Back to Basics, Chemicals

Back to Basics: Cleaning, Disinfecting, and Sanitizing

Back to Basics is a weekly feature that highlights important but possibly overlooked information that any EHS professional should know. This week, we examine the difference between cleaning, disinfecting, and sanitizing.

It’s important to properly clean, disinfect, and sanitize to make buildings healthy. There is some confusion among the three terms, but it’s important to focus on cleaning and disinfecting unless your facility or local, state, or federal law requires sanitization.

Regarding cleaning and disinfecting, facilities management professionals should make determinations on how they will properly maintain an area based on several factors, including the number of people using this portion of the facility, whether there have recently been sick people who visited the facility, the general vulnerability of people using the facility, and what type of materials are in the facility that needs to be cleaned.

Cleaning

It’s important for facilities management personnel to properly clean workplaces. Cleaning is defined as using water and soap or detergent to reduce germs on surfaces and remove dirt, dust, and crumbs. Cleaning once a day helps maintain a healthy facility, according to the Centers for Disease Control and Prevention (CDC). However, high-touch surfaces, in high-traffic areas, should be cleaned more frequently.

For soft surfaces, such as carpets, rugs, and drapes, facilities management professionals should follow the manufacturer’s instructions, which could include using specific cleaners or detergents. Clothing, towels, and linens should be cleaned using warm water with detergent and dried completely. Gloves and masks should be worn if cleaning clothing, towels, and linens from someone who is sick. Electronic devices can safely be cleaned by using wipeable covers.

Facilities management professionals should wash their hands before and after cleaning, disinfecting, and sanitizing any surface. The CDC recommends using soap and water for 20 seconds or using hand sanitizer with 60% alcohol to clean hands.

Disinfecting

The National Library of Medicine defines disinfecting as the use of chemicals, or disinfectants, to kill germs on objects, which is more effective than cleaning that just reduces germs. Facilities management professionals should leave disinfectants on objects for a specific period to kill the germs.

CDC says that disinfecting is encouraged for:

  • High-traffic areas
  • Areas with poor ventilation
  • Areas with no access to handwashing or hand sanitizer
  • Areas occupied by people over the age of 65 and those with serious medical conditions

Disinfecting, according to the CDC, means using a product with an ID number on the U.S. Environmental Protection Agency’s (EPA) List N disinfectants. A few of these include Quaternary Ammonium Compounds (QAC), hydrogen peroxide, and chlorine compounds.   

Sanitizing

Facilities management professionals should sanitize surfaces to further reduce the number of germs to a safe level. The safe level depends on the public health standards or requirements of the facility. Examples include requirements for restaurants, medical facilities, and daycare centers. Most facilities management professionals will not need to worry about sanitization unless they work in a field or a facility that specifically requires it.
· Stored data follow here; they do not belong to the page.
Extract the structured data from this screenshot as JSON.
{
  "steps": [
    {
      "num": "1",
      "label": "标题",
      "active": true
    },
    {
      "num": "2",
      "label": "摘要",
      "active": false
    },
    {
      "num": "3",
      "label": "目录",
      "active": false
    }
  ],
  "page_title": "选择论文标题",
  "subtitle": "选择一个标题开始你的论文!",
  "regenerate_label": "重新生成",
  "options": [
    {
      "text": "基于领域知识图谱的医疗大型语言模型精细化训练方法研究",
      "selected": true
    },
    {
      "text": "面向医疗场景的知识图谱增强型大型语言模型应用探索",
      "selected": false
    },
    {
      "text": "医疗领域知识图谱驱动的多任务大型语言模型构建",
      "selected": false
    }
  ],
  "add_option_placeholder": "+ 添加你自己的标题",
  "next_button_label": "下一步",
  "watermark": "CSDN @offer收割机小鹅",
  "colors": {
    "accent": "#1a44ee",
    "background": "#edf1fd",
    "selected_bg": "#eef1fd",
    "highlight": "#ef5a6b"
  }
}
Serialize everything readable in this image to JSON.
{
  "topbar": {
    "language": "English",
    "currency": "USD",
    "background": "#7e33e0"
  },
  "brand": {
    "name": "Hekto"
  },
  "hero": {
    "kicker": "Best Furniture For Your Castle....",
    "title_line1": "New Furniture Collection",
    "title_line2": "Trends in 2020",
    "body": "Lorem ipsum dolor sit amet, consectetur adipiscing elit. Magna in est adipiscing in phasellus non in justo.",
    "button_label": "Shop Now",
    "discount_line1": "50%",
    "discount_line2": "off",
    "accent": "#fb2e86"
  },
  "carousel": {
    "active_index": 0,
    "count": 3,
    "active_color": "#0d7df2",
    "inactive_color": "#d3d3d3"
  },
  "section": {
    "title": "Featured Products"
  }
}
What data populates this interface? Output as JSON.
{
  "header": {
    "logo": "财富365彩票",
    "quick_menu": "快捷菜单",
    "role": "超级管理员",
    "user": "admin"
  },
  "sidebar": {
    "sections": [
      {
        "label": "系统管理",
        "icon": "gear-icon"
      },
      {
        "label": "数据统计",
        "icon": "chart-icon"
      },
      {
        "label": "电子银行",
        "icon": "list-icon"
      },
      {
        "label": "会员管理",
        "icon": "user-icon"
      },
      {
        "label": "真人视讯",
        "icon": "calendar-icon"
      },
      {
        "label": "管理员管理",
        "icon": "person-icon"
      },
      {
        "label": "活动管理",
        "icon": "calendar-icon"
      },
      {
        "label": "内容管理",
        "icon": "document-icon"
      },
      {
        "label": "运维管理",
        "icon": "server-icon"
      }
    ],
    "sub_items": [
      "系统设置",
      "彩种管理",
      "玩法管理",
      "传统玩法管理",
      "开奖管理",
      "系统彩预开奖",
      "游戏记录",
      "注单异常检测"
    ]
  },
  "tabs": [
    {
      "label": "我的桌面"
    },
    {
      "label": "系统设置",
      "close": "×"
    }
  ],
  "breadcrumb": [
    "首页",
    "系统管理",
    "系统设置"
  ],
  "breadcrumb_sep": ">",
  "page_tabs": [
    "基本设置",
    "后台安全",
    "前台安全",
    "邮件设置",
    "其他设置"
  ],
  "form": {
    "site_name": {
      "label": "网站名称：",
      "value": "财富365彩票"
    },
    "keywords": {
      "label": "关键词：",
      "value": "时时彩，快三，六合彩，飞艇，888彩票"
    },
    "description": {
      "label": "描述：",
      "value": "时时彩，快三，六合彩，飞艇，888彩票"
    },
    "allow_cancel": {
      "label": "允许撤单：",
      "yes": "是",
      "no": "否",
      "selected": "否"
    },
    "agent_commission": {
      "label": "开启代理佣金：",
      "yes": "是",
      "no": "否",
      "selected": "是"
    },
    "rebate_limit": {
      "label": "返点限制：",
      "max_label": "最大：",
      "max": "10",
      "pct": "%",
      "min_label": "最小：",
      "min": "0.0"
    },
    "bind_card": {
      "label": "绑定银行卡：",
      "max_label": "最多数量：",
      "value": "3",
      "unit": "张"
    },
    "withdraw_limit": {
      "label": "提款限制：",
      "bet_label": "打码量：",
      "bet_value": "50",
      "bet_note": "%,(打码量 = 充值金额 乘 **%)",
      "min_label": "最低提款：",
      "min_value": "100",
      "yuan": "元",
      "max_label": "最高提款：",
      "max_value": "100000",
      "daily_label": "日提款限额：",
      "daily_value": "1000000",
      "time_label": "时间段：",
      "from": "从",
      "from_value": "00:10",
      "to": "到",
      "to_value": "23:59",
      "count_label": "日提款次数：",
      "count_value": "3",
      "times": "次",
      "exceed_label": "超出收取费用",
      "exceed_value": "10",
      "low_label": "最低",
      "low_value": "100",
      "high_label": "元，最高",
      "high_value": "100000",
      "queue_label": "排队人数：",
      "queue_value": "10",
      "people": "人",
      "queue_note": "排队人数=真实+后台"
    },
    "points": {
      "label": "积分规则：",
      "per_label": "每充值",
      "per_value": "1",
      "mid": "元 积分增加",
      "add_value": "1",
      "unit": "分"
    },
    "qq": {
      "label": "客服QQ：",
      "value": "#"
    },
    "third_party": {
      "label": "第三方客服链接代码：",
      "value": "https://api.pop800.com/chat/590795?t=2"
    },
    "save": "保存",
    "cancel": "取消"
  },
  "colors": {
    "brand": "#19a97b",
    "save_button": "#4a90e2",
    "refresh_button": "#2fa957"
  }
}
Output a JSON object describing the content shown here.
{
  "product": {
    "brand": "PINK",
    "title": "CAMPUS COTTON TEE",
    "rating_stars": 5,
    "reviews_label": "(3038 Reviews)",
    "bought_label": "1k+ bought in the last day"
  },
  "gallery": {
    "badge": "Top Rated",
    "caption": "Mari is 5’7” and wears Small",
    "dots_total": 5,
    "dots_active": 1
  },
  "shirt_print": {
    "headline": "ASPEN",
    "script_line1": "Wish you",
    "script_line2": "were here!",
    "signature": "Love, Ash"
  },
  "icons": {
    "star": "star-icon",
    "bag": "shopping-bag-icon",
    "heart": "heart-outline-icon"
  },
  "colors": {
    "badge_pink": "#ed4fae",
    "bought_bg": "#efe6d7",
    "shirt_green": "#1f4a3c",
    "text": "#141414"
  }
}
When to Both Disinfect and Clean

It’s best for facilities management personnel to combine disinfecting with cleaning as disinfecting alone may not be enough to clean dirty surfaces or remove all germs.

The CDC advises facilities management professionals to clean and disinfect facilities where a sick individual has visited in the past 24 hours. After a sick person has left an area for 24 hours, the CDC advises only cleaning is needed except for high-traffic areas, areas with poor ventilation, areas with no hand washing or hand sanitizing options, and areas visited by those most vulnerable.

It is safe to clean and disinfect surfaces while taking some precautions from the U.S. Department of Health and Human Services:

  • Store all substances in containers they came in
  • Do not put cleaners and disinfectants together unless labels indicate otherwise
  • Do not mix bleach and ammonia, which creates a toxic gas called chloramine
  • Consult with product labels regarding use of eye protection or gloves when using products

Alternative Disinfection Methods

Alternative surface disinfection methods, like ultrasonic waves, high-intensity ultraviolet (UV) radiation, and light-emitting diode (LED) blue light, are other options to adequately clean surfaces.

  • Ultrasonic wave cleaning uses high-frequency, high-intensity soundwaves in a liquid to help remove containments.
  • High-intensity UV radiation destroys the deoxyribonucleic acid (DNA) inside bacteria, viruses, and fungi and is used to disinfect industrial surfaces and sanitize drinking water.
  • LED blue light can kill bacteria, fungus, and mold.

The CDC cautions that other methods such as fogging, fumigation, and wide-area or electrostatic spraying have several safety risks to consider and should not be used as primary methods of surface disinfection. The EPA only recommends products that have specific instructions on their bottles that spell out how to use those products. Facilities management professionals are encouraged to do their research regarding the method that would work best for their needs.